Blog | Opinion
To offer the best hearing care possible, neurotologists or otologists, audiologists, and hearing instrument specialists should form into a hearing care group that makes the most of the expertise of each of the three professions involved. If you put the best of these three specializations together in one group, the patient will benefit from the strengths of all three disciplines and won’t have to go to specialists in three different locations. This idea has been attempted in the past, but the results have been mediocre at best—often because egos have gotten in the way.

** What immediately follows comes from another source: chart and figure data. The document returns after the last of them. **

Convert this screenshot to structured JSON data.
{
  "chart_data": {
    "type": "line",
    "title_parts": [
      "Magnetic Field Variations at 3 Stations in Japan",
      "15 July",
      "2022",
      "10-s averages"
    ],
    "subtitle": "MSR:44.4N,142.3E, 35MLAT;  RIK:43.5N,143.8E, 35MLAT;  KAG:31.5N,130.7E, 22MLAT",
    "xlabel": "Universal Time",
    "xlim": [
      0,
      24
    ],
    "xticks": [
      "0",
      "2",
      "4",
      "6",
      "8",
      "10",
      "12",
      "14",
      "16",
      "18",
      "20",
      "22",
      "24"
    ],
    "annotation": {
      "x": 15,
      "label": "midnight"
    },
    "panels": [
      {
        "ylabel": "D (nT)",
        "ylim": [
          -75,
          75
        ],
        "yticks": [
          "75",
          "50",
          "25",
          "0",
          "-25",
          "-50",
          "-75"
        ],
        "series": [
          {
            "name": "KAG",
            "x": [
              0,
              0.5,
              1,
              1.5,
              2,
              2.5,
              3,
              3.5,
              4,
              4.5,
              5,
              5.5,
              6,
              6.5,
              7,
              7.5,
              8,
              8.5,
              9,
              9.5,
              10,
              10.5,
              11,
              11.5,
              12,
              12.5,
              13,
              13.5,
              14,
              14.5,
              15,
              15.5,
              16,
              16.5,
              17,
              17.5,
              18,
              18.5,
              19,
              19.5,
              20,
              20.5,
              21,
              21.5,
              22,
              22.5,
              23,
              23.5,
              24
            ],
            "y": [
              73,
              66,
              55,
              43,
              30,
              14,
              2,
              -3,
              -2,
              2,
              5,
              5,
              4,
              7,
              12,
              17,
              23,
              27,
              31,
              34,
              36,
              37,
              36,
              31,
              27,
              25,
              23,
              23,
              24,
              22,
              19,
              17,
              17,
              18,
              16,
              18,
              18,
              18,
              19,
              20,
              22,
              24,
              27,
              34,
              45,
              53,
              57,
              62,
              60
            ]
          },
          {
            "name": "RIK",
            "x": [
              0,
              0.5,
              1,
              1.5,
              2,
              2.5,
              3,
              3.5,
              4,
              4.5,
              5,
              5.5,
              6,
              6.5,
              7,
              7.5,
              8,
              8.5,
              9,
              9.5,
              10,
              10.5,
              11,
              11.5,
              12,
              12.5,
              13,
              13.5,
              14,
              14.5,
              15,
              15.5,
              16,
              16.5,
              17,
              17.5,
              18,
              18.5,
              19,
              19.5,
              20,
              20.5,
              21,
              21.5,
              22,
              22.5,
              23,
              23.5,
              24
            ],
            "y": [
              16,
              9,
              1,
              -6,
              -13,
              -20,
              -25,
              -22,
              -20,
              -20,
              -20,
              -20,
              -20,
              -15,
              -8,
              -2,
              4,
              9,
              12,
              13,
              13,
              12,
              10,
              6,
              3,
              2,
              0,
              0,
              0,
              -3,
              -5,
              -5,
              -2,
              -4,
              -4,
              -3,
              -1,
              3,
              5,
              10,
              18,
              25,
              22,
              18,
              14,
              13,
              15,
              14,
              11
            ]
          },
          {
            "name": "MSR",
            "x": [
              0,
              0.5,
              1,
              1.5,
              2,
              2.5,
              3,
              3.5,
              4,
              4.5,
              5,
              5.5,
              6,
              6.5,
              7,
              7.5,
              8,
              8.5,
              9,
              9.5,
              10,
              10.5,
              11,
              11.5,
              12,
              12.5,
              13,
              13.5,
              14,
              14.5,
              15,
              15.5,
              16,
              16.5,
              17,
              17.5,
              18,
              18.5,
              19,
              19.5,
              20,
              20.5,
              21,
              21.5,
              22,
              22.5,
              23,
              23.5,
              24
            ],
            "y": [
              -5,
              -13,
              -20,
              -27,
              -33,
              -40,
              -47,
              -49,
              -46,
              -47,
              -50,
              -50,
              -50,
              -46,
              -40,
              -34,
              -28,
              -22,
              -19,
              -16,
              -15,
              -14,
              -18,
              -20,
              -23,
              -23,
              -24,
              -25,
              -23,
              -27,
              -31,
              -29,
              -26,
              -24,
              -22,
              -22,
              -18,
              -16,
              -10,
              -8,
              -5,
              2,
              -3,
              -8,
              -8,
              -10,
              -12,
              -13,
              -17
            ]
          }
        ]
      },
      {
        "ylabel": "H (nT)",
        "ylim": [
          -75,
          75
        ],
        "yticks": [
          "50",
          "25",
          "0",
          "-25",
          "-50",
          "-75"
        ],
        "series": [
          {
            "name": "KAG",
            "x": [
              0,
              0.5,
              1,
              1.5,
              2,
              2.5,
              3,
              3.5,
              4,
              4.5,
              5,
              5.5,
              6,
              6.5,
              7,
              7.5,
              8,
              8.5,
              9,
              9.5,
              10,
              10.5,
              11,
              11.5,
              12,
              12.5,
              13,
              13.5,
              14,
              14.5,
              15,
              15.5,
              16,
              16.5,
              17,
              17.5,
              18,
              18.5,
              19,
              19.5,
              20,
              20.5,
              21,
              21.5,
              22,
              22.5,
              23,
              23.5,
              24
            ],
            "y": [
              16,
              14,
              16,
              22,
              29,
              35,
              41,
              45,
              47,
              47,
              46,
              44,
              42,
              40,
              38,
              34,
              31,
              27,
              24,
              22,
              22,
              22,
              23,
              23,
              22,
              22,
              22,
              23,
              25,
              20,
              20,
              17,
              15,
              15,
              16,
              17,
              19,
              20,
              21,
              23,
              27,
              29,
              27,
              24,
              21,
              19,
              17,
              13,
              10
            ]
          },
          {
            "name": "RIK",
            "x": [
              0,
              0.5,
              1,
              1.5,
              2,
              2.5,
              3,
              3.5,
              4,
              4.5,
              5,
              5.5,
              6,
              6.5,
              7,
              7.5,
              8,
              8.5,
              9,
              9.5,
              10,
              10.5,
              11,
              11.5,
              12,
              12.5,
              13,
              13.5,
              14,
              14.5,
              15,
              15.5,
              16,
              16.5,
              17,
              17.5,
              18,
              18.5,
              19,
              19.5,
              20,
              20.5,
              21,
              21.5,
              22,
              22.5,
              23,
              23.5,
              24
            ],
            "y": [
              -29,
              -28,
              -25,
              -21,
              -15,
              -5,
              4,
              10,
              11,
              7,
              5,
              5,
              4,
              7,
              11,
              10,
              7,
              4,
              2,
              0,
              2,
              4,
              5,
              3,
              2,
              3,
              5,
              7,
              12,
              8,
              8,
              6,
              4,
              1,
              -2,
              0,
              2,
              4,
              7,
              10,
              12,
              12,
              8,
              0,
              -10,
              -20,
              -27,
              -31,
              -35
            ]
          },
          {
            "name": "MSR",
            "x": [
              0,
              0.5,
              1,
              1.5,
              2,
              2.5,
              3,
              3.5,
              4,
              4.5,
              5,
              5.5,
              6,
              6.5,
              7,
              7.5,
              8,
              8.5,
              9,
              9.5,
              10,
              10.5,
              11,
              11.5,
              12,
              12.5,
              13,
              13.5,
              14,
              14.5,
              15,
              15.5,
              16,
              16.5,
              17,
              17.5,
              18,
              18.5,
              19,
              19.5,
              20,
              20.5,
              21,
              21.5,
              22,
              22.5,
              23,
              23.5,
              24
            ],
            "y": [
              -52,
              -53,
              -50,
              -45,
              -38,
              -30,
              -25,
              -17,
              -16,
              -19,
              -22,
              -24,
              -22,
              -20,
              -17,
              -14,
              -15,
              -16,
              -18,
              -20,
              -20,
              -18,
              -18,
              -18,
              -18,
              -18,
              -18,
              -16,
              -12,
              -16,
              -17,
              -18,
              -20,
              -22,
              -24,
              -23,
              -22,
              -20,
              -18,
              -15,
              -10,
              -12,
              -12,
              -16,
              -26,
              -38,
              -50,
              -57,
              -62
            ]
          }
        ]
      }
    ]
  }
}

However, if you get the right group of professionals together in one place who foster a mutually respectful culture, each has the chance of performing at the highest level while providing comprehensive services, products and devices—the perfect formula for a one-stop hearing care resource that would be difficult to find anywhere else.
Learning from the Best: Taking a Lesson about Perfection from Golf History
Growing up, I had the opportunity to spend a lot of time with two of the greatest golfers who ever lived: my father, Jug McSpaden, and his best friend and my godfather, Byron Nelson. Byron Nelson was one of only two players in history to average below 70 for 100 consecutive golf tournament rounds—he generally shot around 69, which is about what Tiger Woods shot in his prime before they started “Tiger-proofing” courses. My father was the first pro to shoot 59 in a tournament on a par 71 course (Brackenridge Park Golf Club in San Antonio) while playing with Nelson, Paul Runyan, and Ben Hogan. That score has been tied only 6 times in the history of PGA play. In fact, when they asked my father how he shot a 59, he answered, “Well, I missed the putt for 58.” Being a wise-ass runs in our family.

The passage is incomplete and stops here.